Un bug permettait de passer par le Bluetooth de smartphone Android pour installer des logiciels malveillants. Mais il est déjà corrigé, et était, dans tous les cas, relativement difficile à mettre en place.

C’est une faille critique ! Qui permet en plus de répandre des logiciels malveillants sur votre smartphone Android ! Même si ces deux alertes sont bien vraies, ne vous inquiétez pas. Comme d’habitude dans le circuit de l’information de la cybersécurité, la faille a été découverte et réparée avant même d’être rendue publique. Il suffit donc de tenir son smartphone à jour pour s’en protéger.

Ce n’est pas tout : les chercheurs en cybersécurité qui l’ont découvert n’ont pas rendu publique leur méthode pour l’exploiter. Rien n’indique donc que des malfrats savent profiter de cette faille. Et même si elle permet d’effectuer des attaques très développées, elle s’avère en réalité compliquée à mettre en place.

La faille, qui répond au doux nom de CVE-2020-0033, a été repérée par le chercheur en cybersécurité Jan Ruge et communiquée par l’entreprise allemande ERNW. Google a pu commencer à la réparer dès novembre 2019.

Une puissante attaque…

Grâce à cette faille, un hacker peut passer par le Bluetooh d’un smartphone Android pour installer des logiciels malveillants, à distance, et discrètement. Il n’a pas besoin d’action de sa victime pour que son attaque réussisse. D’après Jan Ruge, cité par le Bleeping Computer, les attaquants peuvent ensuite répandre leurs logiciels malveillants d’un appareil à un autre sur le même réseau.

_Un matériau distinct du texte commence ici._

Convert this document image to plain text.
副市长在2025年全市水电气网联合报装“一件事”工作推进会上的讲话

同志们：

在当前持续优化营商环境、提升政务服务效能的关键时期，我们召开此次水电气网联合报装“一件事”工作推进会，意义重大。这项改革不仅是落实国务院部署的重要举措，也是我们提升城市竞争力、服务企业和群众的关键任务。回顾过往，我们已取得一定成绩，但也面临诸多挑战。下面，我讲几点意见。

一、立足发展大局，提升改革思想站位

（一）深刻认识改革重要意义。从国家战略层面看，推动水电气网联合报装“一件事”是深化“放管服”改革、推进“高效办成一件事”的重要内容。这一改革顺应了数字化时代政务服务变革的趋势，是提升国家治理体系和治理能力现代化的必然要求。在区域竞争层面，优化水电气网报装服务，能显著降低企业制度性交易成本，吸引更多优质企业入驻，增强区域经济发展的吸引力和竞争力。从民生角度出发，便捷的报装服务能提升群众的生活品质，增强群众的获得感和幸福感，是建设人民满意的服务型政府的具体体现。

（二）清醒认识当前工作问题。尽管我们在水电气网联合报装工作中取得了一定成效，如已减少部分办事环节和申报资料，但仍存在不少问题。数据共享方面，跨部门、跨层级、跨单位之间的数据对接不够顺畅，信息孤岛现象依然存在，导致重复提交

Pour effectuer la manipulation, le hacker n’a besoin que d’une donnée : l’adresse Bluetooth MAC de l’appareil de sa cible. Il s’agit d’un identifiant stocké sur votre téléphone, lié à sa carte réseau. Les chercheurs rappellent que cette adresse est relativement facile à trouver. Pour certains appareils, il suffit même de la déduire à partir de l’adresse MAC du routeur Wi-Fi, visible par tous. Dans le cas où une cible serait connectée au Wi-Fi d’un Starbucks par exemple, la MAC de son Bluetooth pourrait être accessible par le hacker.

…finalement très limitée

Mais même si la faille est classée comme critique, elle est facile à éviter. D’abord elle ne concerne que les smartphones qui opèrent sous Android Oreo (8 et 8.1) et Android Pie (9.0). Sur la version la plus récente du système d’exploitation de Google, Android 10, l’exploitation de la faille ne permet que de faire crasher le Bluetooth. Une menace relativement limitée, donc.

Ensuite, l’exploitation de la faille passe par le Bluetooth, un réseau qui a une portée d’une dizaine de mètres. Le hacker peut œuvrer à distance, mais il ne sera pas bien loin : c’est une prise de risque supplémentaire pour lui.

Mettez à jour votre smartphone

Comme d’habitude, cette vulnérabilité était réparée avant d’être rendue publique. Si vous mettez régulièrement votre système d’exploitation à jour, vous n’êtes donc pas concernés. Le patch de sécurité de février corrige également 22 autres bugs du logiciel, profitez-en.

Les chercheurs de ERNW se sont tout de même abstenus de poster des détails techniques sur la vulnérabilité, au cas où des tiers malveillants s’en serviraient. Ils n’ont pas publié la preuve de concept de leur manœuvre, et ils protègent ainsi les utilisateurs les moins avertis.